On Thursday, the House State Affairs Committee recommended passage of a bill that claims to ban sexually explicit public performances, a bill that was drafted to try to end public drag shows often associated with gay pride festivals.
As is becoming increasingly predictable for bills authored by the Idaho Family Policy Council, a Christian nationalist organization that argues the country should be run by Old Testament law, the bill is drafted so that it bans a wide swath of activity that has nothing to do with the announced intention of banning explicit performances in public.
It defines proscribed sexual conduct to include: “Sexually provocative dances or gestures performed with accessories that exaggerate male or female primary or secondary sexual characteristics.” If you understand what those terms mean, you begin to see the staggering scope of public performances that fall within the bill’s crosshairs.
Primary sexual characteristics are reproductive organs, so that part makes some sense. Secondary sexual characteristics, however, refer to an incredibly broad range of physical features that tend to develop over the course of puberty. It includes pubic hair and women’s breasts, for example, but it also includes male facial hair, wider hips in women, greater muscularity in men, a high voice in women, a low voice in men, etc.
So a bodybuilding show, for example, highlights secondary sexual characteristics. So does any dancing that involves shaking the hips. So does a beard contest. The only requirement would be that these include “sexually provocative dances or gestures” — a term that is nowhere defined and therefore entirely in the eye of the beholder.
This definition is so broad that it is hard to imagine a single concert where numerous potential violations would not occur — each representing a potential $10,000 payday for an enterprising parent. Almost no episode of “America’s Got Talent” would be in the clear. As Rep. Brooke Green, D-Boise, pointed out, it’s highly unlikely that a Madonna concert she attended as a child would be safe. Lots of plays would be on shaky ground.
The ban is so vague and broad it is highly unlikely it would survive the strict scrutiny that’s required in First Amendment cases. That’s why its authors have used the proliferating “bounty hunter lawsuit” technique, which allows a law to effectively sidestep the Constitution.
This technique was first used by Texas to effectively ban abortion before the reversal of Roe v.
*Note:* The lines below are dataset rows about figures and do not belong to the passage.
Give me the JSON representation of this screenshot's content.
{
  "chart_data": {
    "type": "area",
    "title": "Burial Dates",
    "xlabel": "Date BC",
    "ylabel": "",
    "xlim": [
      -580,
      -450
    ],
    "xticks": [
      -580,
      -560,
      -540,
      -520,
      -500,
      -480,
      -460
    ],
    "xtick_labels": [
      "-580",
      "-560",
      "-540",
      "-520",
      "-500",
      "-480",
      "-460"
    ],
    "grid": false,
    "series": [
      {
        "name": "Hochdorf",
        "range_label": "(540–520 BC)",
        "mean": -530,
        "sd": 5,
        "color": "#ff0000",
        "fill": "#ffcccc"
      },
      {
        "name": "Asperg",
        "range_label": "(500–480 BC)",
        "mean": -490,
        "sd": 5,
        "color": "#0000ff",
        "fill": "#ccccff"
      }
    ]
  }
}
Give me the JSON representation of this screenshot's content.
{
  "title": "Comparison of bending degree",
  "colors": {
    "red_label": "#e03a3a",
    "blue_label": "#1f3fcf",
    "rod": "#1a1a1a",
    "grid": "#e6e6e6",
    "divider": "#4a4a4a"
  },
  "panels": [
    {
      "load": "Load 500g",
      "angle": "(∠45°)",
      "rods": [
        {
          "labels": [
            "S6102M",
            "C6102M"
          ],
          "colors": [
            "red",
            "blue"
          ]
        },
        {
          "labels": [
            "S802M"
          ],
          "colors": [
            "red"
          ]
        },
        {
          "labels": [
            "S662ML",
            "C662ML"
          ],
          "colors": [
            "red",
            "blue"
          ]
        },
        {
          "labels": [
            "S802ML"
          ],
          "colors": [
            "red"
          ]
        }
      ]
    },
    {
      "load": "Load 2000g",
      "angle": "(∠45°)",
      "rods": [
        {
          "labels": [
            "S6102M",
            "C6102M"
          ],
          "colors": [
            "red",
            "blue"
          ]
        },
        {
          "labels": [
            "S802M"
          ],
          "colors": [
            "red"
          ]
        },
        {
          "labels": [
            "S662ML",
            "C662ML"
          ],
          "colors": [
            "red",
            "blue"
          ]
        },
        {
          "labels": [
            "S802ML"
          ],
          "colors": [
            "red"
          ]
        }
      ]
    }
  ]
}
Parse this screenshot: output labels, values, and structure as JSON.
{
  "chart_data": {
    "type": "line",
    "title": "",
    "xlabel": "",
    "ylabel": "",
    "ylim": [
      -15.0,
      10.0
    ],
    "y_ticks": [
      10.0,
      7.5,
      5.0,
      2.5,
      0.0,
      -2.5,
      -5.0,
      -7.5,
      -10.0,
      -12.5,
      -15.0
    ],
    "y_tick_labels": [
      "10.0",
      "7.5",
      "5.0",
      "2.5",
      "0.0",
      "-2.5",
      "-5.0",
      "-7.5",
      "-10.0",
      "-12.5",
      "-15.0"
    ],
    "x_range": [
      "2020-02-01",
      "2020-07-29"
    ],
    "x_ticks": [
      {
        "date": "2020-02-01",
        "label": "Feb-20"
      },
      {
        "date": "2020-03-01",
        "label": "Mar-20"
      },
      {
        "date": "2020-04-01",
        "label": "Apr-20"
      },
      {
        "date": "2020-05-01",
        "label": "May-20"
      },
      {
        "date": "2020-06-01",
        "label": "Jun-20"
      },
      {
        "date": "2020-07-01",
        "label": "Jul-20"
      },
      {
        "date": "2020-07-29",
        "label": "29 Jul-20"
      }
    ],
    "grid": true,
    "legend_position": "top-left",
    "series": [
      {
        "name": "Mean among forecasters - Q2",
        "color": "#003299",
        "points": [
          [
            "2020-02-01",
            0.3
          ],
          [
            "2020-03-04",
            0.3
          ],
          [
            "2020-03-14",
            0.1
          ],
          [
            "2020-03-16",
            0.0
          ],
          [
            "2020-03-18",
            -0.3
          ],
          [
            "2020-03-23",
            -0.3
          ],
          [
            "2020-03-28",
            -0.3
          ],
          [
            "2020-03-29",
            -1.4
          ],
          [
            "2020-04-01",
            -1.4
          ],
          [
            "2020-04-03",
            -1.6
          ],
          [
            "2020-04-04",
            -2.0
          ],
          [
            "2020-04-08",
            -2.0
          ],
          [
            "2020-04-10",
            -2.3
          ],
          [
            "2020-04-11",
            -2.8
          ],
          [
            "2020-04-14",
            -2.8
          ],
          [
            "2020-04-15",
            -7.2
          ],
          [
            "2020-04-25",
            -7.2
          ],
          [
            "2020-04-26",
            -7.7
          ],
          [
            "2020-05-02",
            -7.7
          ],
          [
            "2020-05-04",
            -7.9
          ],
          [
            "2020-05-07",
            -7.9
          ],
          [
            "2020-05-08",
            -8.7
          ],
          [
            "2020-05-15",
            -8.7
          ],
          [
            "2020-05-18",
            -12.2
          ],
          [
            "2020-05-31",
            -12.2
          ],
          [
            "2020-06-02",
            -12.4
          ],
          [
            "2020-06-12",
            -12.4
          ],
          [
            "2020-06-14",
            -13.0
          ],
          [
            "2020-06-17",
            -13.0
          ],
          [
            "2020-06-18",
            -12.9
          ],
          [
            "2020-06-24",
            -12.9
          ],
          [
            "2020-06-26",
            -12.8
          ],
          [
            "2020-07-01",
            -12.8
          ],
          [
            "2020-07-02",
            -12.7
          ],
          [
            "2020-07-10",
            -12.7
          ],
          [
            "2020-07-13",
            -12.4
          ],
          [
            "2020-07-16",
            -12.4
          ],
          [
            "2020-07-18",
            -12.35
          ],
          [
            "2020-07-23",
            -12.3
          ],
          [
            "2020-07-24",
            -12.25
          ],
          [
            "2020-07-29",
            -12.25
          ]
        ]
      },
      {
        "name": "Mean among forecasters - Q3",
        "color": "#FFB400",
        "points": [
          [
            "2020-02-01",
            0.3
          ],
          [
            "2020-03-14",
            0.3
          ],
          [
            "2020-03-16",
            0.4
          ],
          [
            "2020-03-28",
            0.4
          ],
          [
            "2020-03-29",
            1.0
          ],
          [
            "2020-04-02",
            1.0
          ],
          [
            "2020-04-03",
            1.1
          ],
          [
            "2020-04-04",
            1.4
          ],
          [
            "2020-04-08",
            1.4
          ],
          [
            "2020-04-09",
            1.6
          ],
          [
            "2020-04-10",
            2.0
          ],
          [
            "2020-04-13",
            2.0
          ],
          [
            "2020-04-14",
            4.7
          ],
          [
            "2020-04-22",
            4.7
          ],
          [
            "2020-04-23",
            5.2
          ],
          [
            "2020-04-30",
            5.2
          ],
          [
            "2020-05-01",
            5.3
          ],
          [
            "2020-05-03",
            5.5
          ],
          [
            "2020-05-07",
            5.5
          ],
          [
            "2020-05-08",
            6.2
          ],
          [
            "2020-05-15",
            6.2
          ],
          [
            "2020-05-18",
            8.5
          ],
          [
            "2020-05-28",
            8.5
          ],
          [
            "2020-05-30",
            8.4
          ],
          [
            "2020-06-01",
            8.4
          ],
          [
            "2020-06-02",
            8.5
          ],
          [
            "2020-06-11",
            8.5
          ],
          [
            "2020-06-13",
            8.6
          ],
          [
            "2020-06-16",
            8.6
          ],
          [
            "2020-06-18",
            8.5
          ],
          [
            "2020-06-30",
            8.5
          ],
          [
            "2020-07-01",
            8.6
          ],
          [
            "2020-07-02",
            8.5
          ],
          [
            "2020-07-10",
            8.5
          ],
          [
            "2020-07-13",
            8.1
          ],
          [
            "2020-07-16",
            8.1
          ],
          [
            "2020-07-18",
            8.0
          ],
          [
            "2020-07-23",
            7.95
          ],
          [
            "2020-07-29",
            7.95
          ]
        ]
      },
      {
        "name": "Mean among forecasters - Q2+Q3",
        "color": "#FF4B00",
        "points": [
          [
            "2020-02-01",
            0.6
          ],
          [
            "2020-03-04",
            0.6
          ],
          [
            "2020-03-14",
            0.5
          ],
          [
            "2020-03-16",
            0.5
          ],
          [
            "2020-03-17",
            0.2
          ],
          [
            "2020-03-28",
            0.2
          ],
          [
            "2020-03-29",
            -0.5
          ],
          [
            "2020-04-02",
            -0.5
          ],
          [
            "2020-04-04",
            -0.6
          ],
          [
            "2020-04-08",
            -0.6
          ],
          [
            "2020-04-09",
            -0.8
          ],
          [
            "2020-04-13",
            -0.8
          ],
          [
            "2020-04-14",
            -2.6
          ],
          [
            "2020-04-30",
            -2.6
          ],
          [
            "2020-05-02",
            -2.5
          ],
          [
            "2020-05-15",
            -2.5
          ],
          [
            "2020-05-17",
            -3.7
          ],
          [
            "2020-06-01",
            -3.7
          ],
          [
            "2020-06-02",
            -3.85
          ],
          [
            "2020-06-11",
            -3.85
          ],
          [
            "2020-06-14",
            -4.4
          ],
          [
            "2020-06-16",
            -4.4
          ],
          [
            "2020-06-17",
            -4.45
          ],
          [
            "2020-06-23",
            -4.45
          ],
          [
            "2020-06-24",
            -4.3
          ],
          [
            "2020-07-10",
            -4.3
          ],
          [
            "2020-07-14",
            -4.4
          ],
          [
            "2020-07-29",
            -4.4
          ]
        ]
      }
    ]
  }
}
Wade. The idea behind it is that nobody can challenge the constitutionality of the law until they’ve already gone through court and lost a lawsuit, so it is able to exert coercive influence for a long time before it faces constitutional scrutiny.
And the coercive effect would be felt immediately. It would allow a parent to sue not only performers but promoters, so anyone who organized a concert or a play in Idaho would be facing the constant risk of an onslaught of lawsuits that could bankrupt them.
It’s clear that this isn’t an accident.
Rep. John Gannon, D-Boise, made a motion to remove this bit of language, recommending the rest of the bill for passage. The Republican majority rejected that motion, insisting on keeping the language about secondary sexual characteristics.
That’s why lawmakers should reject the bill. It is poorly drafted and so broad that it would have an enormous chilling effect on free expression.
But shouldn’t we do something to prevent sexually explicit performances in front of children? Of course. A law in place since the 1970s does just that.
Idaho Code 18-4105 bans uncovered genitalia or displays of sexual acts in public. These are clear lines for artists to follow so that they can predictably stay on the right side of the law, unlike the intentionally vague ones drawn up in the drag ban bill.
And as for non-explicit drag shows, there’s a solution for that, too. Parents can be responsible for deciding what kinds of shows their children should see. Don’t want your kid to see performers in drag? Don’t take them to a drag show. Problem solved.